German-born American physicist (1912–1986)

John Richard Wiegand (February 23, 1912 – December 1986) was a German-born American inventor associated with the development of the Wiegand effect, a magnetic switching phenomenon used in sensing and identification technologies.

==Biography==
According to Machine Design, Wiegand was born in Germany in 1912 and came to the United States in the 1930s. He studied piano and choral conducting at the Juilliard School of Music in New York, later became interested in audio amplifiers, and subsequently worked as an engineering assistant for magnetic amplifiers at Bell Telephone Laboratory. In 1944 he began work for Sperry Gyroscope Company in Lake Success, New York, and later worked for a government contractor as a tape-recorder product developer. In 1965, while employed as an electronics technician at Echlin Manufacturing Corporation in Branford, Connecticut, he began the magnetic research that led to the effect bearing his name.

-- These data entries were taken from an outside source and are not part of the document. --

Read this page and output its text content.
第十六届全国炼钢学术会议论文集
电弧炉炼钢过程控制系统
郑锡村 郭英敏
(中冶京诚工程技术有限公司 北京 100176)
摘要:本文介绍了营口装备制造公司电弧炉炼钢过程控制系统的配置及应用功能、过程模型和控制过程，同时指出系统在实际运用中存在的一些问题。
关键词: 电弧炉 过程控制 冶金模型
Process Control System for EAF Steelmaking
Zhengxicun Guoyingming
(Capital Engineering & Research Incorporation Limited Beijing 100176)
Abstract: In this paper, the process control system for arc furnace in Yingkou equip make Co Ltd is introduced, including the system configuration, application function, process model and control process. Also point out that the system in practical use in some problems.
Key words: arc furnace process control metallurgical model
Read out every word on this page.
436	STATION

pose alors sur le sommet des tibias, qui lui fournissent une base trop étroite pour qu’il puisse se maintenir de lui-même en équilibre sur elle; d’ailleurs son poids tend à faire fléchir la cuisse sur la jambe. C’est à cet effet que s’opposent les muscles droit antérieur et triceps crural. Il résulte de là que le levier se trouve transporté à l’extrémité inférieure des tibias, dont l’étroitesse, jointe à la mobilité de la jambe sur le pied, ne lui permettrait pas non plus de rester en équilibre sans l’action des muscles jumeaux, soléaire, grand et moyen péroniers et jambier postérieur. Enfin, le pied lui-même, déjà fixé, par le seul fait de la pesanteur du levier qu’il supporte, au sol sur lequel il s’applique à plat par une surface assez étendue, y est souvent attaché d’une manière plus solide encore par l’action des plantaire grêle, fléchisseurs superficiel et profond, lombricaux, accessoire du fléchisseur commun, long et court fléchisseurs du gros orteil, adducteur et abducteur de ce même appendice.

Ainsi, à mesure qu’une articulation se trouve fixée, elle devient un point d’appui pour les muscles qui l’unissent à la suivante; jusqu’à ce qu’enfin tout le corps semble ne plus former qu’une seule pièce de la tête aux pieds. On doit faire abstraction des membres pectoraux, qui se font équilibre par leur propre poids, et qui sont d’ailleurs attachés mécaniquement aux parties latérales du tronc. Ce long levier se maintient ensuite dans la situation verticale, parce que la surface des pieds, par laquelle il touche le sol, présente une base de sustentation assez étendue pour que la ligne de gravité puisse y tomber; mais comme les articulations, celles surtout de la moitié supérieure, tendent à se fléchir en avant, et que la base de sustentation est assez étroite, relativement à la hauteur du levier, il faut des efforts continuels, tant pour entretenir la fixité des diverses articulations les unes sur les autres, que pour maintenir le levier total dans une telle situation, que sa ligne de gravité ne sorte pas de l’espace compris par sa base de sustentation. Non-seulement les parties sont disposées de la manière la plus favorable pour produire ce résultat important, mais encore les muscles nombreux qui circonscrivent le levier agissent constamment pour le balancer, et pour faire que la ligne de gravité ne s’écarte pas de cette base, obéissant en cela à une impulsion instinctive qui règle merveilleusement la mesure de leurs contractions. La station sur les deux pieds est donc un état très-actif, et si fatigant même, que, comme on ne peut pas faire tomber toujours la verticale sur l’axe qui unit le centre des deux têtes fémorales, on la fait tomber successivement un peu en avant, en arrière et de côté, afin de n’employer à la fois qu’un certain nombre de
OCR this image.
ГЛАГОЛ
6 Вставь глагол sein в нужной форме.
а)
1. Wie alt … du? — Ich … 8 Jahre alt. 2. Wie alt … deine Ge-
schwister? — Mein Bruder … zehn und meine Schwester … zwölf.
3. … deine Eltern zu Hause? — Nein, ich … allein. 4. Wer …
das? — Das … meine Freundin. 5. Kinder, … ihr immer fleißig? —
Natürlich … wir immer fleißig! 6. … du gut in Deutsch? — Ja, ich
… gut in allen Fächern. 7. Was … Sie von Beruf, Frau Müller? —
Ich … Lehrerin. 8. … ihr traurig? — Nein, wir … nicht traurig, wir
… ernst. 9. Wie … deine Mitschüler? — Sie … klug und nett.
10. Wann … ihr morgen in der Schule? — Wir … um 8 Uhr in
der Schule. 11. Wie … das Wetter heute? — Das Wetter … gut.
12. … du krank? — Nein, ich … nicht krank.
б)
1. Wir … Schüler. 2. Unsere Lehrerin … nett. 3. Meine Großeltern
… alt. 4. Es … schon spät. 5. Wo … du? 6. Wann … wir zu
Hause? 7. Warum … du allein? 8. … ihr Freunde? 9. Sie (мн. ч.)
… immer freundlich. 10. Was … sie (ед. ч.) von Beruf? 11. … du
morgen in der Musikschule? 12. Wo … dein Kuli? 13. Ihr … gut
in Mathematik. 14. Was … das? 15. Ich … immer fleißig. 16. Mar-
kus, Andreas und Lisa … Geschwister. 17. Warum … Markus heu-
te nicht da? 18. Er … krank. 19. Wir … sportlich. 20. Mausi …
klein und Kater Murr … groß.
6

Wiegand died in December 1986. Regina Wiegand's obituary states that she was predeceased by her husband, John Wiegand, in 1986.

==Wiegand effect==

The Wiegand effect is a magnetic phenomenon observed in specially processed ferromagnetic wire, commonly called Wiegand wire. Machine Design describes the wire as an iron-alloy wire treated to form a hard outer shell around a soft inner core. When exposed to an external magnetic field, the wire undergoes an abrupt magnetic polarity switch that produces a distinct voltage pulse.

The same source notes that the effect was discovered in the 1970s and that the resulting pulse-generating behaviour made the wire useful in a range of sensing and motion applications.

==Patents and applications==
Wiegand patented a number of inventions relating to pulse generators and magnetic switching devices based on bistable ferromagnetic wire technology, including the following United States patents:

- "US3780313A - Pulse generator"
- "US3892118A - Magnetic switching device"
- "US4247601A"
- "US4263523A"
- "US4309628A"
- "US4484090A"

Machine Design reports that Wiegand later worked with Milton Velinsky and formed Wiegand Electronics to develop applications for the Wiegand effect. It also describes uses of Wiegand wire in sensing, motion applications, and related engineering systems.

==Legacy==
The Wiegand effect became associated with magnetic sensing and identification technologies, and Wiegand wire continued to be discussed in engineering literature decades after its development.